La tendencia hacia hogares más pequeños ha crecido con fuerza en las ciudades. Apartamentos compactos, estudios y viviendas de pocos metros cuadrados se presentan como opciones prácticas y, en apariencia, más económicas. Sin embargo, vivir en un espacio reducido no siempre significa gastar menos. De hecho, en muchos casos, estos hogares terminan implicando costos mayores de lo que se imagina.

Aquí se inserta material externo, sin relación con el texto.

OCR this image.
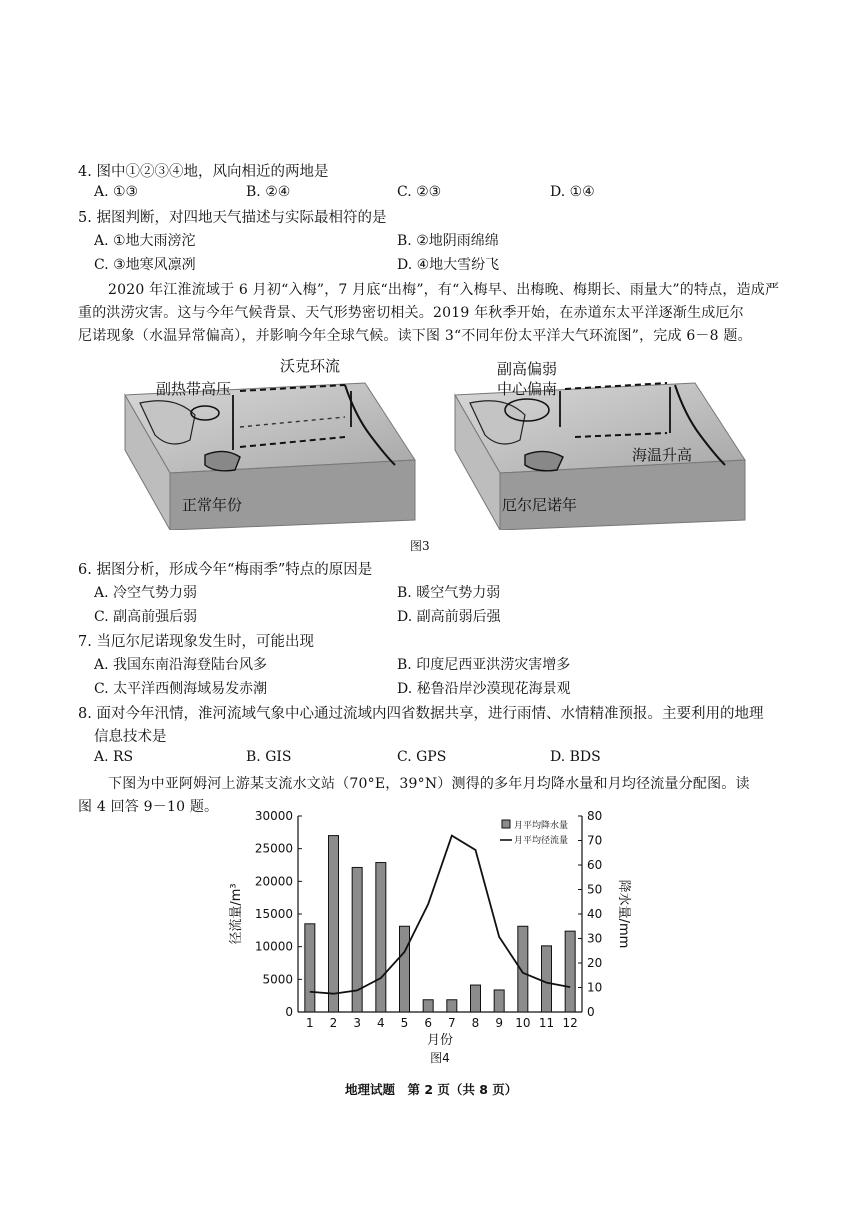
4. 图中①②③④地，风向相近的两地是
A. ①③	B. ②④	C. ②③	D. ①④
5. 据图判断，对四地天气描述与实际最相符的是
A. ①地大雨滂沱	B. ②地阴雨绵绵
C. ③地寒风凛冽	D. ④地大雪纷飞
2020 年江淮流域于 6 月初“入梅”，7 月底“出梅”，有“入梅早、出梅晚、梅期长、雨量大”的特点，造成严
重的洪涝灾害。这与今年气候背景、天气形势密切相关。2019 年秋季开始，在赤道东太平洋逐渐生成厄尔
尼诺现象（水温异常偏高），并影响今年全球气候。读下图 3“不同年份太平洋大气环流图”，完成 6－8 题。
沃克环流
副热带高压
正常年份
副高偏弱
中心偏南
海温升高
厄尔尼诺年
图3
6. 据图分析，形成今年“梅雨季”特点的原因是
A. 冷空气势力弱	B. 暖空气势力弱
C. 副高前强后弱	D. 副高前弱后强
7. 当厄尔尼诺现象发生时，可能出现
A. 我国东南沿海登陆台风多	B. 印度尼西亚洪涝灾害增多
C. 太平洋西侧海域易发赤潮	D. 秘鲁沿岸沙漠现花海景观
8. 面对今年汛情，淮河流域气象中心通过流域内四省数据共享，进行雨情、水情精准预报。主要利用的地理
信息技术是
A. RS	B. GIS	C. GPS	D. BDS
下图为中亚阿姆河上游某支流水文站（70°E，39°N）测得的多年月均降水量和月均径流量分配图。读
图 4 回答 9－10 题。
0
5000
10000
15000
20000
25000
30000
0
10
20
30
40
50
60
70
80
1 2 3 4 5 6 7 8 9 10 11 12
月份
径流量/m³	降水量/mm
月平均降水量
月平均径流量
图4
地理试题　第 2 页（共 8 页）
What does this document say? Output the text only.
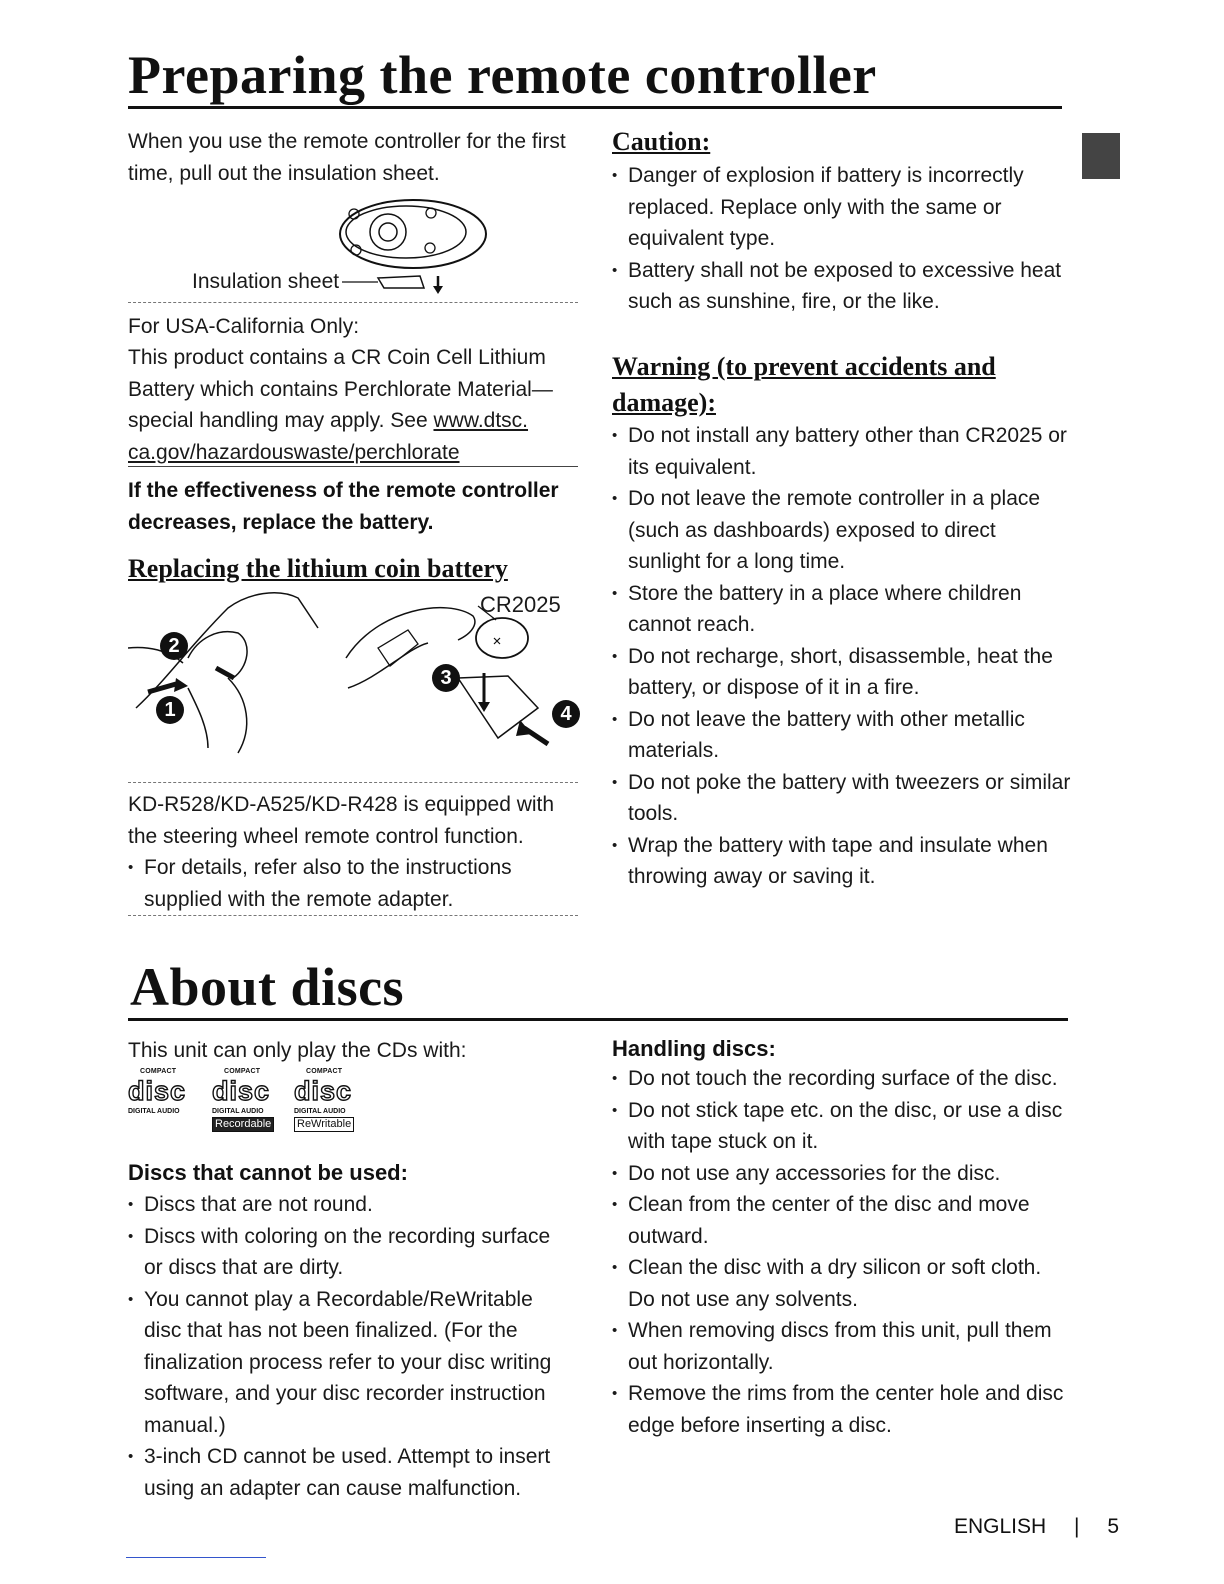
Preparing the remote controller

When you use the remote controller for the first time, pull out the insulation sheet.

Insulation sheet

For USA-California Only:

This product contains a CR Coin Cell Lithium Battery which contains Perchlorate Material—special handling may apply. See www.dtsc. ca.gov/hazardouswaste/perchlorate

If the effectiveness of the remote controller decreases, replace the battery.

Replacing the lithium coin battery

CR2025
1
2
3
4

KD-R528/KD-A525/KD-R428 is equipped with the steering wheel remote control function.

• For details, refer also to the instructions supplied with the remote adapter.

Caution:

• Danger of explosion if battery is incorrectly replaced. Replace only with the same or equivalent type.
• Battery shall not be exposed to excessive heat such as sunshine, fire, or the like.

Warning (to prevent accidents and

damage):

• Do not install any battery other than CR2025 or its equivalent.
• Do not leave the remote controller in a place (such as dashboards) exposed to direct sunlight for a long time.
• Store the battery in a place where children cannot reach.
• Do not recharge, short, disassemble, heat the battery, or dispose of it in a fire.
• Do not leave the battery with other metallic materials.
• Do not poke the battery with tweezers or similar tools.
• Wrap the battery with tape and insulate when throwing away or saving it.
About discs

This unit can only play the CDs with:

COMPACT
disc
DIGITAL AUDIO
COMPACT
disc
DIGITAL AUDIO
Recordable
COMPACT
disc
DIGITAL AUDIO
ReWritable

Discs that cannot be used:

• Discs that are not round.
• Discs with coloring on the recording surface or discs that are dirty.
• You cannot play a Recordable/ReWritable disc that has not been finalized. (For the finalization process refer to your disc writing software, and your disc recorder instruction manual.)
• 3-inch CD cannot be used. Attempt to insert using an adapter can cause malfunction.

Handling discs:

• Do not touch the recording surface of the disc.
• Do not stick tape etc. on the disc, or use a disc with tape stuck on it.
• Do not use any accessories for the disc.
• Clean from the center of the disc and move outward.
• Clean the disc with a dry silicon or soft cloth. Do not use any solvents.
• When removing discs from this unit, pull them out horizontally.
• Remove the rims from the center hole and disc edge before inserting a disc.
ENGLISH | 5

Uno de los principales factores es el precio por metro cuadrado. Las viviendas pequeñas
suelen ubicarse en zonas centrales o de alta demanda, lo que eleva su valor relativo. Aunque
el total del arriendo o la cuota pueda parecer menor, el costo real del espacio es más alto si
se compara con viviendas más amplias en otras zonas. Esto impacta directamente el
presupuesto mensual y la capacidad de ahorro.
A esto se suma la optimización forzada del mobiliario. En espacios reducidos, los
muebles deben cumplir varias funciones: camas con almacenamiento, mesas plegables,
estanterías modulares. Estos productos, diseñados para maximizar el espacio, suelen tener
precios más elevados que los muebles tradicionales. Además, no siempre es posible
reutilizar mobiliario previo, lo que implica una inversión inicial significativa.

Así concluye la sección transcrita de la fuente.